Такого христианский пир еще не знал.
Невиданные ранее никем декорации украшали сцену. Здесь были: модель гигантского корабля, груженого товарами, небесный замок с башнями, над шпилями которых развевались знамена лучших из лучших, густой индийский лес, кишащий диковинными зверями. Герцог и сам был готов поверить в существование этих невозможных, богопротивных тварей, если бы со слов устроителей пира не знал, что под звериными, мерзкими шкурами скрываются шуты и шутихи из придворного театра.

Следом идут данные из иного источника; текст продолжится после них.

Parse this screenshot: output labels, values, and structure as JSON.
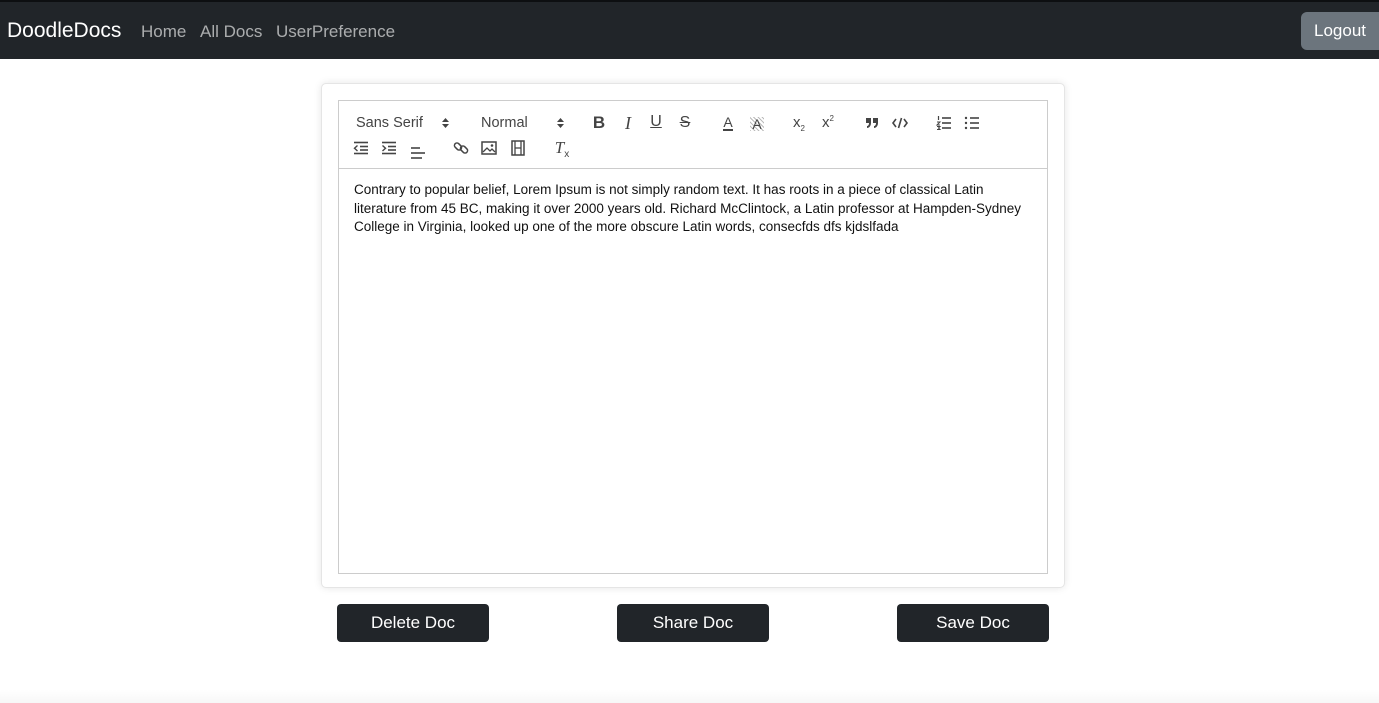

Вдали белым призраком возвышалась церковь, и стеклянные окна ее блистали в лучах осторожного еще февральского солнца. С правой стороны помоста раскинулась безлюдная пустыня, в центре которой страшный тигр замер в смертельном поединке с огромной змеей. На помост всходил и спускался с него великан-сарацин, ведя за собой, как ручную собачонку, огромного слона. Ветряная мельница, на крыше которой сидела деревянная сорока, вызывала всеобщее ликование и восхищение. По ней можно было сколько угодно стрелять из луков и арбалетов.
Но никто доселе не придумывал того, что придумали неутомимый граф Лодевик и распорядитель пира — восхитительный Оливье де ла Марш: исполинских размеров пирог, разместившийся на столе. Пирог был не просто гигантским, — в этом не было бы ничего удивительного. В пироге помещались двадцать четыре музыканта, играющие по очереди на разных инструментах! Все поражало и услаждало взор: и сам Оливье де ла Марш, переодетый в белые женские одежды, олицетворяющий собой Святую непорочную церковь и поющий жалобную песнь-прошение встать на защиту христианской добродетели рыцарей Ордена Золотого руна, и прекрасные дамы, одетые скромно, но почтенно, изображающие те самые добродетели, и нечестивые грешники, преклоняющие головы пред Белой Церковью. Все было великолепно и заслуживало того, чтобы об этом пире сложили легенды.
А яства! Они были бесподобны. Доброе вино лилось из бочек. Горы блюд возвышались на столах. Золотая, серебряная посуда, хрустальные сосуды, украшенные драгоценными камнями.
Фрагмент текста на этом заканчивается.